The Reactive Foundation, which is governed by the Linux Foundation, says its goal is to establish a formal governance model and neutral ecosystem to support open source reactive programming projects.

The Foundation views reactive programming tools such as Rsocket as a superior replacement to older technologies such as Representational State Transfer. REST, as it’s known, is the most common system used by developers to ensure microservices, which are the components of modern applications, can communicate with one another.

In an interview with SiliconANGLE last year, Robert Roeser, Netifi’s cofounder and chief information officer, explained that REST is actually a much older technology than microservices, first developed in 2000 to provide interoperability between computer systems on the web. It is essentially a “hack” on top of the Hypertext Transfer Protocol that emerged during the days of traditional monolithic three-tier applications, so it’s not really suitable for microservices, which are a more modern concept.

“Microservices require the ability to process data as it comes, and should be bidirectional, have application flow control, support binary data, be able to fragment requests for greater responsiveness and exchange metadata about a connection,” Roeser said. “Distributed systems are difficult enough on their own.

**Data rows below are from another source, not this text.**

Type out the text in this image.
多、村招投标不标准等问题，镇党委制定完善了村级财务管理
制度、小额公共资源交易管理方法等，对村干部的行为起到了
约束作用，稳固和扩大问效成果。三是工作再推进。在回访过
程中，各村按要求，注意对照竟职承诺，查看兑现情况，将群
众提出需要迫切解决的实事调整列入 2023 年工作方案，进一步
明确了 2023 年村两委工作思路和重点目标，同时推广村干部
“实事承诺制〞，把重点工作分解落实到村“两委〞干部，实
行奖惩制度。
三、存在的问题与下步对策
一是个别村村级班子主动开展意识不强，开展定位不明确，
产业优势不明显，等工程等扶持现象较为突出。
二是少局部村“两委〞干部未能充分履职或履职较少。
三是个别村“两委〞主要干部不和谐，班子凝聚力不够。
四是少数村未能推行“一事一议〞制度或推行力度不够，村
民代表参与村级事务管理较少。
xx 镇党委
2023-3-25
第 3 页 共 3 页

The last thing that we need is to make them more complex by using something not designed for them.”

RSocket, first developed by Netflix Inc. before being made open source, is specifically designed to enable more consistent and efficient communications between microservices. It works by enabling application flow control over networks to prevent outages and increase application resiliency.

It also allows for the use of a single connection, through which messages are passed as streams of data. That enables long-lived streams across different transport connections, which is particularly useful for mobile to server communication where network connections drop, switch and reconnect frequently.

Analyst Holger Mueller of Constellation Research Inc. told SiliconANGLE that although reactive applications perform better. developers face big challenges when it comes to building them, especially at the network layer. And while RSocket has been around for a few years already and is technically superior to HTTP, it hasn’t gotten much traction among developers so far.

“Changing architecture layers doesn’t happen fast,” Mueller said. “Let’s hope the creation of a foundation under the Linux Foundation will lead to further uptake and adoption. This is crucial for the success of reactive microservices-based next-generation applications.”

Netifi Chief Executive Arsalan Farooq wrote in a blog post on Medium Tuesday that his goal is for RSocket to eventually replace HTTP as the “lingua franca” for microservices and distributed systems.

“That would help fill the technology gap so that a traditional enterprise developer can build sophisticated, cloud-native, distributed applications with minimal effort,” he said.